BRISBANE Lions coach Leigh Matthews lamented his side's inability to capitalise on lengthy periods of dominance in allowing fast-finishing Richmond to snatch a dramatic three-point win on Saturday night.
The Lions held a 31-point lead late in the third quarter at Telstra Dome, but were reeled in by the Tigers, who outscored Brisbane eight goals to three in the final term.
"Unfortunately the last quarter says it all. Richmond were in control of the game and they kick 8.2 where in the third quarter we kicked 6.6, so unless you dominate the game you can't kick inaccurately and win," Matthews said.
"They took their shots really well and kicked really accurately. We generated the shots, but we missed too big a percentage; that was probably the single-most reason why they won and we didn't.
"We made some bad defensive errors; sometimes the opposition wins the game and sometimes you lose it. Given where we were at three-quarter time we obviously lost it with some bad cough-ups of possession and some really bad turnovers that got them some pretty cheap goals."
The reason for the turnaround was pretty evident to Matthews, with the Tigers managing 105 possessions in the last quarter to Brisbane's 59.
"They just got the ball. That's why games ebb and flow. People ask why; well, it's which team is getting the footy in the crunches," he said.

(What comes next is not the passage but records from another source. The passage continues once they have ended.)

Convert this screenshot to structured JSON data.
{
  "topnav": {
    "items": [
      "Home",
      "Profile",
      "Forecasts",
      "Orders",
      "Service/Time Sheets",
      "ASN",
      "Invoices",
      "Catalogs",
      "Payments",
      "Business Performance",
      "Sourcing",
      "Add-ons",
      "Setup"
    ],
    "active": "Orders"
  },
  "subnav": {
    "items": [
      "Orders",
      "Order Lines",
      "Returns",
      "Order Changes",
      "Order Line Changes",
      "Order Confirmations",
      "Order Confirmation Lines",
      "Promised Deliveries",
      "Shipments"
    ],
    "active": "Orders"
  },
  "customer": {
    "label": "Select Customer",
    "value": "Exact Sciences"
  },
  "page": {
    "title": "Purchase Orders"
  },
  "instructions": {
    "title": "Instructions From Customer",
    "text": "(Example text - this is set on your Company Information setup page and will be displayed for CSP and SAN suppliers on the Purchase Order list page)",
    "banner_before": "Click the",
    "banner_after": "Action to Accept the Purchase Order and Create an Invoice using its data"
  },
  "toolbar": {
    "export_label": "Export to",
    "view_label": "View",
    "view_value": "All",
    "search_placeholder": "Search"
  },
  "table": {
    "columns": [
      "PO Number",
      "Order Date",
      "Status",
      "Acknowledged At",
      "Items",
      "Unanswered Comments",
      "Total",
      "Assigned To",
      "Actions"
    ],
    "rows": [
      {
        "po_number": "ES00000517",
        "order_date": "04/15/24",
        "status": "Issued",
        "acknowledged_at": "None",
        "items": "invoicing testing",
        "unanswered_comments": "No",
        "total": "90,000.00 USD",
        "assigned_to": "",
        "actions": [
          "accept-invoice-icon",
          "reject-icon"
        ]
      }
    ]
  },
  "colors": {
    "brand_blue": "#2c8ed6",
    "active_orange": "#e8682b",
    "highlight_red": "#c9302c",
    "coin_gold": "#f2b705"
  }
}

"We did that in the third quarter and you would have thought it was a gale-force wind to that right-hand [Coventry] end, but in the last quarter they did it and their forwards were good enough … to get it when the ball went in there.

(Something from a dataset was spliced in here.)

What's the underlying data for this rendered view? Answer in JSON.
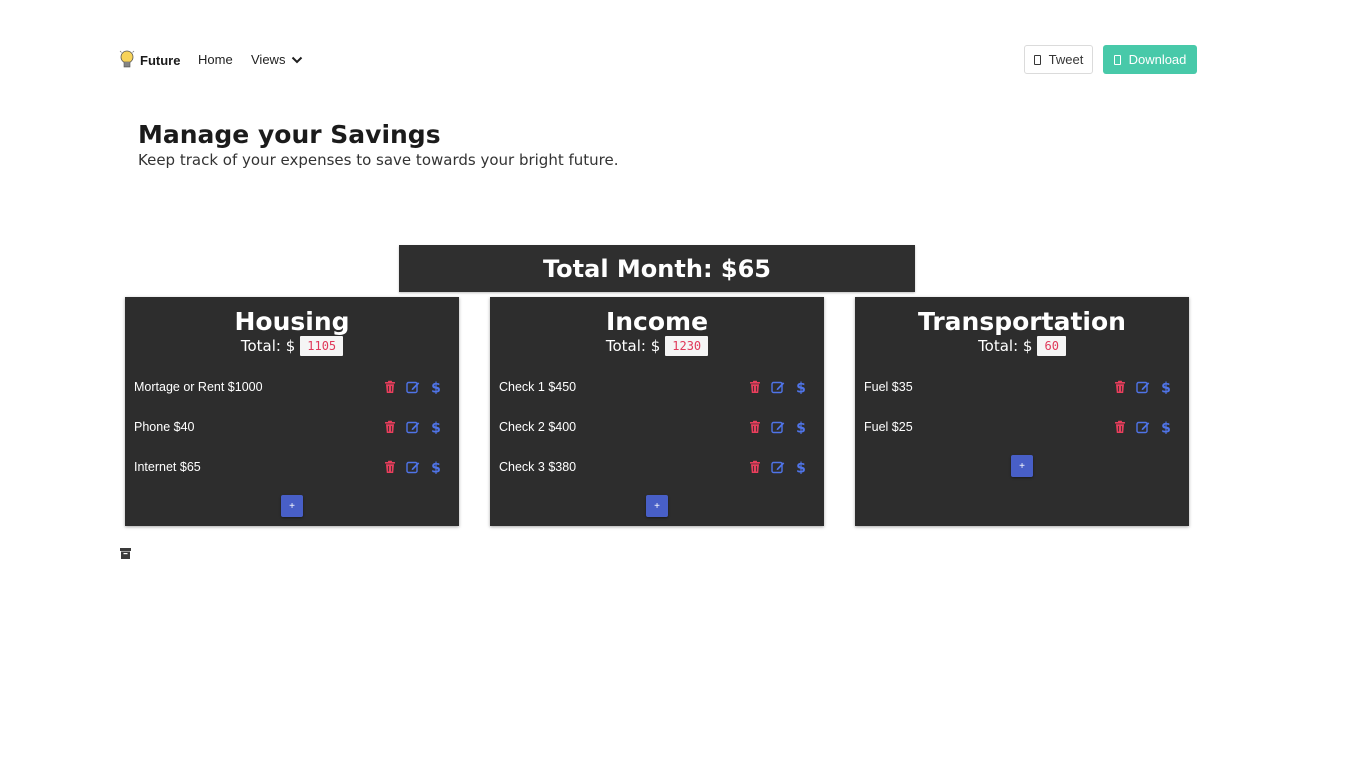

"If you have too many eight-goal quarters against you you're not going to win too often. The end result was we scored well too and had a lot of scoring shots, but they kicked 19 goals because they pretty much kicked every shot they had.
"We started well and the game varied mainly according to who was getting the ball around the middle."
Despite the difficulties encountered by his onballers on the night, Matthews was disappointed not to come away with the points, having done enough to regain the lead with five minutes left to play.
"We actually got badly beaten in the stoppages in the first half. Some how or other we were two points down at half time, but we actually were getting killed in those stoppage, centre bounce, congested areas," he said.
"We surrendered a couple of leads, in the last few minutes and at three-quarter time, but I thought we played some really good footy and I think Richmond are going as well as most at the moment. It's disappointing that we couldn't get our noses in front."